O capítulo 4 é uma interpretação de conteúdos de uma revista voltada especificamente para a saúde do homem, que passou a circular nas bancas de jornal brasileiras no fim do primeiro semestre de 2006. Ao interpretar as narrativas presentes nessa revista, quero destacar - de forma ilustrativa - a maneira como a mídia vem focalizando a sexualidade e a saúde do homem em geral, desvendando os modelos subjacentes às mensagens veiculadas para segmentos masculinos da população. Assim, procurarei não só identificar os conteúdos acerca do assunto nas matérias da revista, mas principalmente, o que se encontra a tais conteúdos.
No capítulo 5, discutirei cenários, enredos e personagens de narrativas sexuais masculinas. Os autores das narrativas são homens com pouca ou nenhuma escolaridade e homens com Ensino Superior que falam sobre as suas histórias sexuais. A escuta dessas falas me possibilitou melhor compreender trajetórias vivenciadas por homens na construção de sua sexualidade. Junto com o desenvolvimento das narrativas, estabelecerei um diálogo entre os dados de minha pesquisa e os de outros estudos. Com esse diálogo, acredito que será possível contribuir para que a sexualidade masculina seja problematizada e mais bem dimensionada no campo das ações voltadas para as especificidades do masculino e para as questões de gênero em geral.
No capítulo 6, explicitarei o que entendo por sexualidade saudável, procurando não reduzir tal expressão à medicalização ou à prevenção de doenças. Em seguida, discutirei aspectos que possam via a embasar a formulação de princípios para a promoção da sexualidade masculina saudável em uma perspectiva que contemple as relações entre gêneros.
As referências aqui reunidas foram de fundamental importância par que eu pudesse discutir o assunto central desta obra. São fontes - teóricas e empíricas - a que recorri para embasar a discussão, tanto em termos de conteúdo como no que diz respeito a formas de abordar o assunto. Tais referências servem também de ponto de partida para que a discussão seja ampliada ou para que novos estudos sobre o assunto sejam desenvolvidos.
Não posso deixar de agradecer a todos que, de uma forma ou de outra, me ajudaram neste empreendimento. Li em prólogos de publicações e aprendi com minha própria experiência que um livro nunca é de um só autor. Em menor ou maior proporção, mesmo naqueles assinados por um só nome participam - direta ou indiretamente - outros autores. Aqui não poderia ser diferente.

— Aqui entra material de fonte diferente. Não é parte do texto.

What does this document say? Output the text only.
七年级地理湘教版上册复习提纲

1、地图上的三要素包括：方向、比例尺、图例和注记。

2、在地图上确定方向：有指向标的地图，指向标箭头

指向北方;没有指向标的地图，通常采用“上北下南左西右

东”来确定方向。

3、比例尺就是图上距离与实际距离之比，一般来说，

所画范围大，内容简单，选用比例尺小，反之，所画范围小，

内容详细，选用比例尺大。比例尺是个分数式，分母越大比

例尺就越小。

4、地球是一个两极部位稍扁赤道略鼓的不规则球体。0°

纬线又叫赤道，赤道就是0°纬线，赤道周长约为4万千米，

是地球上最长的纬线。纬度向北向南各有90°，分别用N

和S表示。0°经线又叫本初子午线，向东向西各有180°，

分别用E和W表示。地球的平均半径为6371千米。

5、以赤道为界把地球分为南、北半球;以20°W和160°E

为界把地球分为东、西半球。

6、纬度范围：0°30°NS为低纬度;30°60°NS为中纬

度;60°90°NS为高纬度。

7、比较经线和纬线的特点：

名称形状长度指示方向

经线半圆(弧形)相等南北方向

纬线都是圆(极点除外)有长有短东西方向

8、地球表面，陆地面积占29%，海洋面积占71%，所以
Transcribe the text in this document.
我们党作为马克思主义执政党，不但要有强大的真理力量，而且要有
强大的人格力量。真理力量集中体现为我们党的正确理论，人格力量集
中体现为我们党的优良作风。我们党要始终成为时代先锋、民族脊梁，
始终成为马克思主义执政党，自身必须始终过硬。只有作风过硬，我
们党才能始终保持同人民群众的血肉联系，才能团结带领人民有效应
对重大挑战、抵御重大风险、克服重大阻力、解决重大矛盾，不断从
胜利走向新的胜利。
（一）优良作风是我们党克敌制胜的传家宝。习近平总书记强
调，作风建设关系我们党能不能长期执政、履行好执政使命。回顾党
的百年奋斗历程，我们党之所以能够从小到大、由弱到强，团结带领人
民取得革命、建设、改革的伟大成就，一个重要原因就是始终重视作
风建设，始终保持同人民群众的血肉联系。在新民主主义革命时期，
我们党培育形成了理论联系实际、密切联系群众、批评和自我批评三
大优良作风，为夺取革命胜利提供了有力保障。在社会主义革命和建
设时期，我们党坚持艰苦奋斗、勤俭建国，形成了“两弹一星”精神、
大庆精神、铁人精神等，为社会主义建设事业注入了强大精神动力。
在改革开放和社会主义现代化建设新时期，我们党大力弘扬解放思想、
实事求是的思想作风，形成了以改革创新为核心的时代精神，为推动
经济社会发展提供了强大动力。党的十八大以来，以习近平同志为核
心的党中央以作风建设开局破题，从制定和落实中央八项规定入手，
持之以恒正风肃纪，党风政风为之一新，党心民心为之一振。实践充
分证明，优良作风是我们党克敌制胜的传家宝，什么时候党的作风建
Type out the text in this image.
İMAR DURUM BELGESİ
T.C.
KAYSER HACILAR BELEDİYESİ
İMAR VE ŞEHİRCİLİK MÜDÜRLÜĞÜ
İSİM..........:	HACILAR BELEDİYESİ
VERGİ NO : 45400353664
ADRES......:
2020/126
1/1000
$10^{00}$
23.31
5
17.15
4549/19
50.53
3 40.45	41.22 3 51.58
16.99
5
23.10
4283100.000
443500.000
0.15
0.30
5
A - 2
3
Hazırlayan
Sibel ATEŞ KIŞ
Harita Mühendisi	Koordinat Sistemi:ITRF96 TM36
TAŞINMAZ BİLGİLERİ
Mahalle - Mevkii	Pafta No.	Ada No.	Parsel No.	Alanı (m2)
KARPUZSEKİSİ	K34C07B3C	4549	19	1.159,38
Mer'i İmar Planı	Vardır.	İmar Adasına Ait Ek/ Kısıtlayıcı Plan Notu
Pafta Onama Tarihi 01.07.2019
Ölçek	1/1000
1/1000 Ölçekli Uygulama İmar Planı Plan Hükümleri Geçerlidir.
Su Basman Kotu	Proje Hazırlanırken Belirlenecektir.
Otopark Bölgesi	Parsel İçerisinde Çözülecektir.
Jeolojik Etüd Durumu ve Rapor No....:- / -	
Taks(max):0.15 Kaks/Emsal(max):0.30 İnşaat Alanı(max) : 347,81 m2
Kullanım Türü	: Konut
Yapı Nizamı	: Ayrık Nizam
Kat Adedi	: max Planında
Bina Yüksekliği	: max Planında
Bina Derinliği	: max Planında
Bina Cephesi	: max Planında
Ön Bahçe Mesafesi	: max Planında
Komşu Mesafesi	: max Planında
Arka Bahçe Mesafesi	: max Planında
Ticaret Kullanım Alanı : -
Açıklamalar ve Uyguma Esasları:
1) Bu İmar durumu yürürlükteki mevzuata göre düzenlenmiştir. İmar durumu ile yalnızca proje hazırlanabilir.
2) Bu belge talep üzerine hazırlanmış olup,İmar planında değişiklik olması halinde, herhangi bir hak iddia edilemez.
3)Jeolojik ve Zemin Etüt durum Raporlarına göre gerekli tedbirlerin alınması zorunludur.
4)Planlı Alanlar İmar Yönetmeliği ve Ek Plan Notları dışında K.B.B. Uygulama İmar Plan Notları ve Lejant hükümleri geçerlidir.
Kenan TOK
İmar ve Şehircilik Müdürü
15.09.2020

Nela, há a colaboração ou participação de inúmeras pessoas. Algumas estiveram mais perto, fazendo com que sua elaboração não fosse uma tarefa solitária. Outras, de forma indireta, também muito contribuíram para que o empreendimento chegasse ao término, sem que se dessem conta disso.
Texto de Romeu Gomes na apresentação de seu livro Sexualidade Masculina, Gênero e Saúde, Editora Fiocruz, coleção Criança, Mulher e Saúde, Rio de Janeiro, 2012.